Последние данные означают, что дома заселялись по норме 3,7 кв. м. на человека, что делает маловероятным посемейное расселение.
«1926 г. горсовет построил 9 жилых домов с жилой площадью в 4050 м2; госучреждения возвели 10 домов с жилой площадью в 6690 м2; жилищная кооперация построила 24 дома с жилой площадью в 6200 м2. Индивидуальные застройщики возвели около 400 жилых зданий общей кубатурой в 200 тыс. м3. В 1927 г. жилищная кооперация построила 33 деревянных двухэтажных дома с 8—12 квартирами в каждом, с отдельными кухнями. Дома заселило 350 семей»[5].
Эти кооперативные дома явно заселялись посемейно, поскольку число семей более или менее соответствует числу квартир. К сожалению, С.Н. Баландин, автор книги «Новосибирск», их которой взяты приведенные данные, ничего не пишет о порядках заселения домов и о социальном положении новых жильцов. Поэтому о жилищной политике города в это время судить невозможно.
Построенный в 1927-1929 г. водопровод первоначально имел длину 51,7 км, к нему были подключены 140 домов и 23 водопроводные колонки.Суточный отпуск вожды на жителя составлял 13 л.[6]

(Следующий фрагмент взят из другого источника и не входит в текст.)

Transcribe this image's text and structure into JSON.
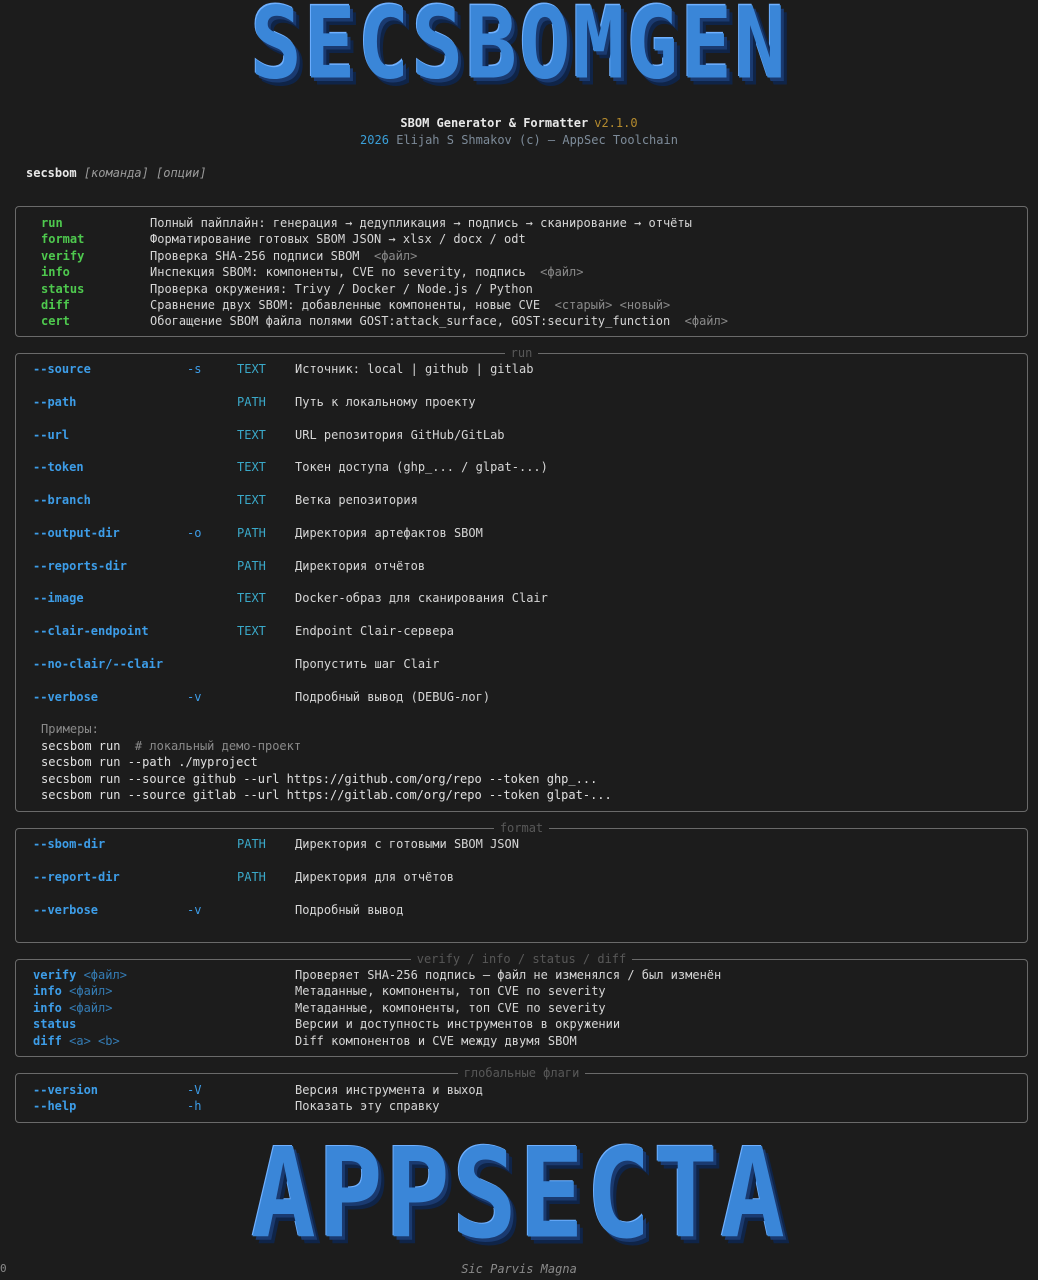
{
  "banner_top": "SECSBOMGEN",
  "banner_bottom": "APPSECTA",
  "subtitle": {
    "name": "SBOM Generator & Formatter",
    "version": "v2.1.0",
    "year": "2026",
    "author": "Elijah S Shmakov (c) — AppSec Toolchain"
  },
  "usage": {
    "prog": "secsbom",
    "args": "[команда] [опции]"
  },
  "commands": [
    {
      "name": "run",
      "desc": "Полный пайплайн: генерация → дедупликация → подпись → сканирование → отчёты",
      "arg": ""
    },
    {
      "name": "format",
      "desc": "Форматирование готовых SBOM JSON → xlsx / docx / odt",
      "arg": ""
    },
    {
      "name": "verify",
      "desc": "Проверка SHA-256 подписи SBOM",
      "arg": "<файл>"
    },
    {
      "name": "info",
      "desc": "Инспекция SBOM: компоненты, CVE по severity, подпись",
      "arg": "<файл>"
    },
    {
      "name": "status",
      "desc": "Проверка окружения: Trivy / Docker / Node.js / Python",
      "arg": ""
    },
    {
      "name": "diff",
      "desc": "Сравнение двух SBOM: добавленные компоненты, новые CVE",
      "arg": "<старый> <новый>"
    },
    {
      "name": "cert",
      "desc": "Обогащение SBOM файла полями GOST:attack_surface, GOST:security_function",
      "arg": "<файл>"
    }
  ],
  "run_panel": {
    "title": "run",
    "options": [
      {
        "flag": "--source",
        "short": "-s",
        "type": "TEXT",
        "desc": "Источник: local | github | gitlab"
      },
      {
        "flag": "--path",
        "short": "",
        "type": "PATH",
        "desc": "Путь к локальному проекту"
      },
      {
        "flag": "--url",
        "short": "",
        "type": "TEXT",
        "desc": "URL репозитория GitHub/GitLab"
      },
      {
        "flag": "--token",
        "short": "",
        "type": "TEXT",
        "desc": "Токен доступа (ghp_... / glpat-...)"
      },
      {
        "flag": "--branch",
        "short": "",
        "type": "TEXT",
        "desc": "Ветка репозитория"
      },
      {
        "flag": "--output-dir",
        "short": "-o",
        "type": "PATH",
        "desc": "Директория артефактов SBOM"
      },
      {
        "flag": "--reports-dir",
        "short": "",
        "type": "PATH",
        "desc": "Директория отчётов"
      },
      {
        "flag": "--image",
        "short": "",
        "type": "TEXT",
        "desc": "Docker-образ для сканирования Clair"
      },
      {
        "flag": "--clair-endpoint",
        "short": "",
        "type": "TEXT",
        "desc": "Endpoint Clair-сервера"
      },
      {
        "flag": "--no-clair/--clair",
        "short": "",
        "type": "",
        "desc": "Пропустить шаг Clair"
      },
      {
        "flag": "--verbose",
        "short": "-v",
        "type": "",
        "desc": "Подробный вывод (DEBUG-лог)"
      }
    ],
    "examples_label": "Примеры:",
    "examples": [
      {
        "cmd": "secsbom run",
        "comment": "# локальный демо-проект"
      },
      {
        "cmd": "secsbom run --path ./myproject",
        "comment": ""
      },
      {
        "cmd": "secsbom run --source github --url https://github.com/org/repo --token ghp_...",
        "comment": ""
      },
      {
        "cmd": "secsbom run --source gitlab --url https://gitlab.com/org/repo --token glpat-...",
        "comment": ""
      }
    ]
  },
  "format_panel": {
    "title": "format",
    "options": [
      {
        "flag": "--sbom-dir",
        "short": "",
        "type": "PATH",
        "desc": "Директория с готовыми SBOM JSON"
      },
      {
        "flag": "--report-dir",
        "short": "",
        "type": "PATH",
        "desc": "Директория для отчётов"
      },
      {
        "flag": "--verbose",
        "short": "-v",
        "type": "",
        "desc": "Подробный вывод"
      }
    ]
  },
  "misc_panel": {
    "title": "verify / info / status / diff",
    "rows": [
      {
        "cmd": "verify",
        "arg": "<файл>",
        "desc": "Проверяет SHA-256 подпись — файл не изменялся / был изменён"
      },
      {
        "cmd": "info",
        "arg": "<файл>",
        "desc": "Метаданные, компоненты, топ CVE по severity"
      },
      {
        "cmd": "info",
        "arg": "<файл>",
        "desc": "Метаданные, компоненты, топ CVE по severity"
      },
      {
        "cmd": "status",
        "arg": "",
        "desc": "Версии и доступность инструментов в окружении"
      },
      {
        "cmd": "diff",
        "arg": "<a> <b>",
        "desc": "Diff компонентов и CVE между двумя SBOM"
      }
    ]
  },
  "global_panel": {
    "title": "глобальные флаги",
    "rows": [
      {
        "flag": "--version",
        "short": "-V",
        "desc": "Версия инструмента и выход"
      },
      {
        "flag": "--help",
        "short": "-h",
        "desc": "Показать эту справку"
      }
    ]
  },
  "footer": "Sic Parvis Magna",
  "corner": "0",
  "colors": {
    "accent": "#3a86d8",
    "command": "#4ec94e",
    "flag": "#3d9de8",
    "type": "#3aa9c9",
    "background": "#1c1c1c",
    "border": "#6a6a6a"
  }
}
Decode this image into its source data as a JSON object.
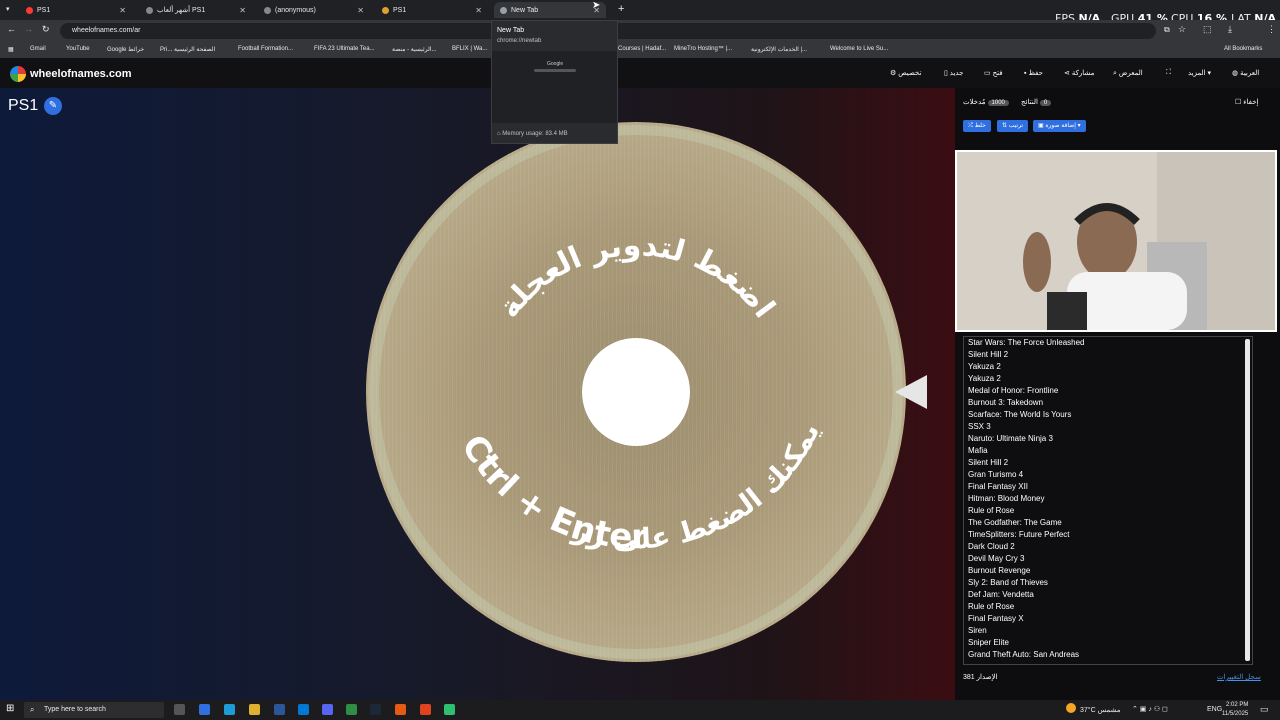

С 1926 г. возводятся в Новосибирске и многоэтажные каменные дома. «Один из первых многоэтажных домов был построен на углу Красного проспекта и улицы Каинской по проекту инженера Бурлакова как «общежитие» (жилой дом) для служащих. Промбанка. Трехэтажный дом заключал в себе 18 квартир площадью в 55 м каждая, с «современным» инженерным оборудованием. Смета на строительство вылилась в 108 тыс. рублей при кубатуре дома около 5000 м3. Второй дом строился в 1927 г. на углу улиц Урицкого и Трудовой. Здание в 4 этажа имело железобетонные перекрытия и содержало в себе 25 трехкомнатных квартир с отдельными кухнями. Дом был оборудован водопроводом и центральным отоплением»[7].
В этих и подобных домах несомненно должна была жить городская правящая элита.
В 1926 г. в Новосибирске было учтено 17,3 тыс. жилых строений с общей площадью 477 тыс кв. м. (при населении 120 тыс. человек).
По данным переписи жилого фонда 1932 г. в Новосибирске было учтено 24 044 жилых строения. Из них 96,3% одноэтажных и 2,9% двухэтажных.
Трехэтажных – 26 штук (0,1%) и четырехэтажных – 24 (0,1%).
Каменных, бетонных и железобетонных домов было 246 штук (1% от всего количества) и на них приходилось 8,6% жилой площади города. «Дервянных рубленных» было 19, 5 тыс. штук (81,2% от общего числа, , 78,6% жилой площади), засыпных и из других суррогатов – 4258 штук (17,8% от общего числа, 12,8 % общей площади) [8].
В 1936 г. жилых зданий в Новосибирске насчитывалось 25 тыс., и их общая площадь составляла 1 млн. кв. м., население – 340 000[9].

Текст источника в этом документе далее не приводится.